La conférence de presse de Rémy Heitz, procureur de la République de Paris, qui avait qualifié l’affaire d’extrêmement importante, s’est tenue hier à 17 heures, au lendemain d’une forte mobilisation contre le texte de loi sécurité globale et les violences policières, manifestation particulièrement violente comme en attestent les video: si Reporters sans frontières a dénoncé des violences policières “inacceptables” contre un photographe syrien indépendant, collaborateur de l’AFP, si d’autres manifestants ont été blessés, une soixantaine de policiers furent tabassés par des manifestants et nombre de dégâts matériels volontaires notés.
Après les images de l’évacuation brutale d’un camp de migrants à Paris, il aura fallu la révélation de l’agression de Michel Zecler pour que l’atmosphère s’électrise, que monte l’indignation, et que finisse de se démontrer -s’il le fallait encore- l’intérêt extrême des images, qu’elles soient délivrées par des caméras de vidéosurveillance ou par des vidéos tournées par des journalistes ou encore des témoins.
Après deux jours de garde à vue dans les locaux de l’IGPN, connue comme la police des polices, au cours desquels les trois premiers fonctionnaires de police finirent par admettre que les coups portés, même donnés sous la force de la panique, n’étaient pas justifiés, mais contestèrent les propos racistes, la mise en examen a été requise pour les quatre hommes, assortie de détention provisoire pour trois d’entre eux et d’un placement sous contrôle judiciaire pour le 4ème.
Rappelons qu’une enquête avait été ouverte contre eux dès mardi pour violences volontaires par personne dépositaire de l’autorité publique, avec la circonstance aggravante de racisme, et faux en écriture publique, l’ensemble ayant conduit à leur placement en garde à vue dès le vendredi.
La détention provisoire des trois agents soupçonnés d’avoir porté des coups au producteur a été demandée pour éviter un risque de concertation entre les auteurs ou de pressions sur les témoins, a expliqué Rémy Heitz. Le quatrième agent, qui aurait jeté la grenade lacrymogène dans le studio, est placé sous contrôle judiciaire.
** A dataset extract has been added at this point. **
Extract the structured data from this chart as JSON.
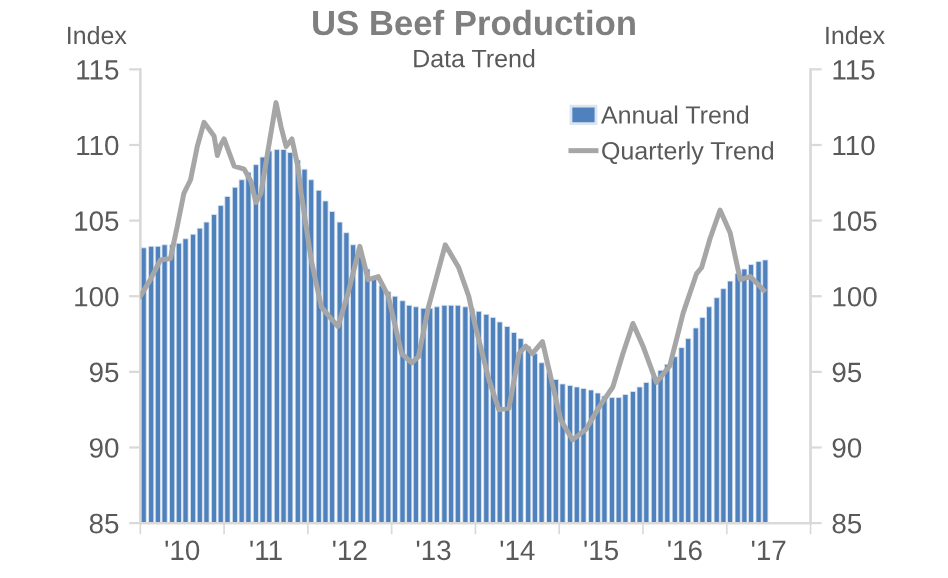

Pour rappel, c’est le site Loopsider qui révéla l’affaire en publiant, jeudi, une enquête vidéo où l’on voit cet homme frappé pendant plusieurs minutes dans son studio de musique, samedi 21 novembre à Paris, par trois policiers, avant qu’un quatrième intervienne et jette depuis l’extérieur une grenade lacrymogène à l’intérieur du local. Dans une seconde vidéo fournie par un voisin et publiée vendredi, on voit Michel Zecler, une fois extrait du studio, être de nouveau tabassé au sol, cette fois sous les yeux de nombreux autres policiers.
Si le ministre de l’intérieur avait aussitôt réagi en accusant les policiers d’avoir sali l’uniforme de la République et en annonçant leur suspension, puis leur révocation, dès que les faits seraient établis par la justice, le PR avait via les réseaux sociaux dit sa honte et le directeur général de la Police nationale avait dénoncé “des comportements de délinquants” et promis que ces événements seraient traités avec la plus extrême sévérité une fois les responsabilités établies.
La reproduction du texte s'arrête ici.